The system can record every camera angle, plus optionally the switched output as well. This is perfect for ceremonies that are being recorded for posterity, such as weddings. An editor can take the video feeds and re-edit at a later stage before the completed record is then distributed in the manner of your choice.

And this is an important point as competition between the likes of YouTube and Facebook has meant that the learning curve of distributing video has been flattened considerably over recent years. Whether for live broadcast or for later consumption, more and more events that would once have been out of the reach of modest budgets can now be broadcast to audience son a local, national, and even global scale.

So, how much are we talking about here? We’ve looked at the numbers, and we estimate that a viable broadcast-quality multi-camera set-up can be installed for around about $5,000. That includes a monitor/recorder, a computer to livestream and edit videos, cabling, and four good quality POV cameras.

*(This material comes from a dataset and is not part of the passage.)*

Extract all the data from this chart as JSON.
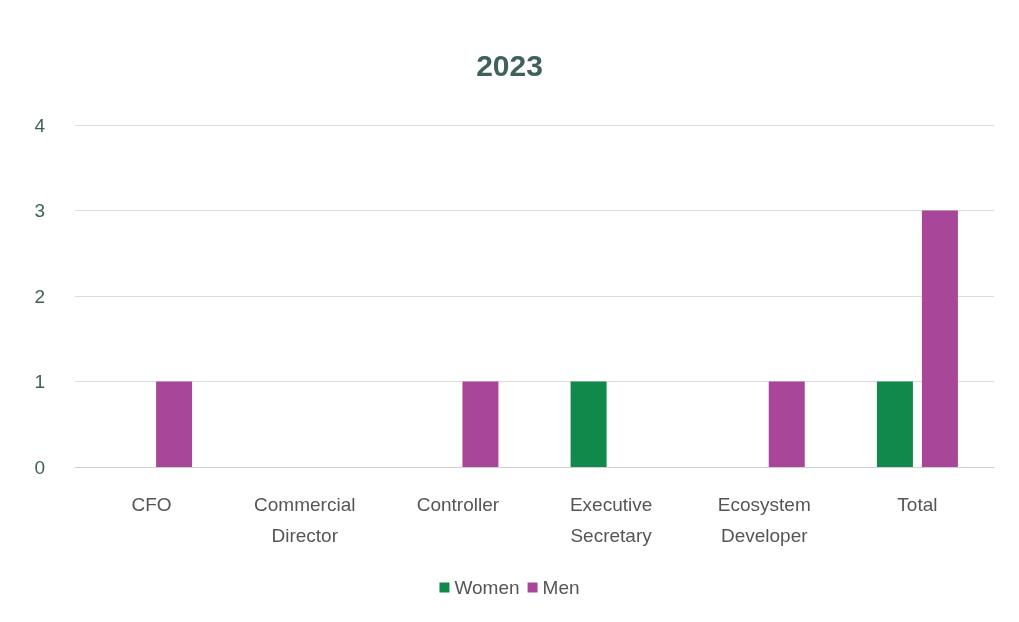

It might sound like a lot of money but it’s not only a sound investment to keep your congregation engaged and provide a proper service for weddings and funerals while the current coronavirus outbreak is ongoing, it’s also going to help to plot a route through the confusing period as lockdown restrictions are relaxed or lifted. Behaviors that have adjusted to life under lockdown will take a while to adjust to its lifting, and while some may chose to attend in-person, others (especially the most vunerable) may still prefer to participate from the safety of their own homes. I expect this will be the new normal for quite some time to come.

Video is a powerful way to reach people, both current members of your congregation to keep them engaged and new people who might be searching for wisdom and comfort in these difficult times. Getting a system installed and running that can deliver it to them across social media, YouTube and more in broadcast quality is now easier than ever. And thanks to the high-powered low-cost kit that has been released in recent years, it does not have to break the bank either.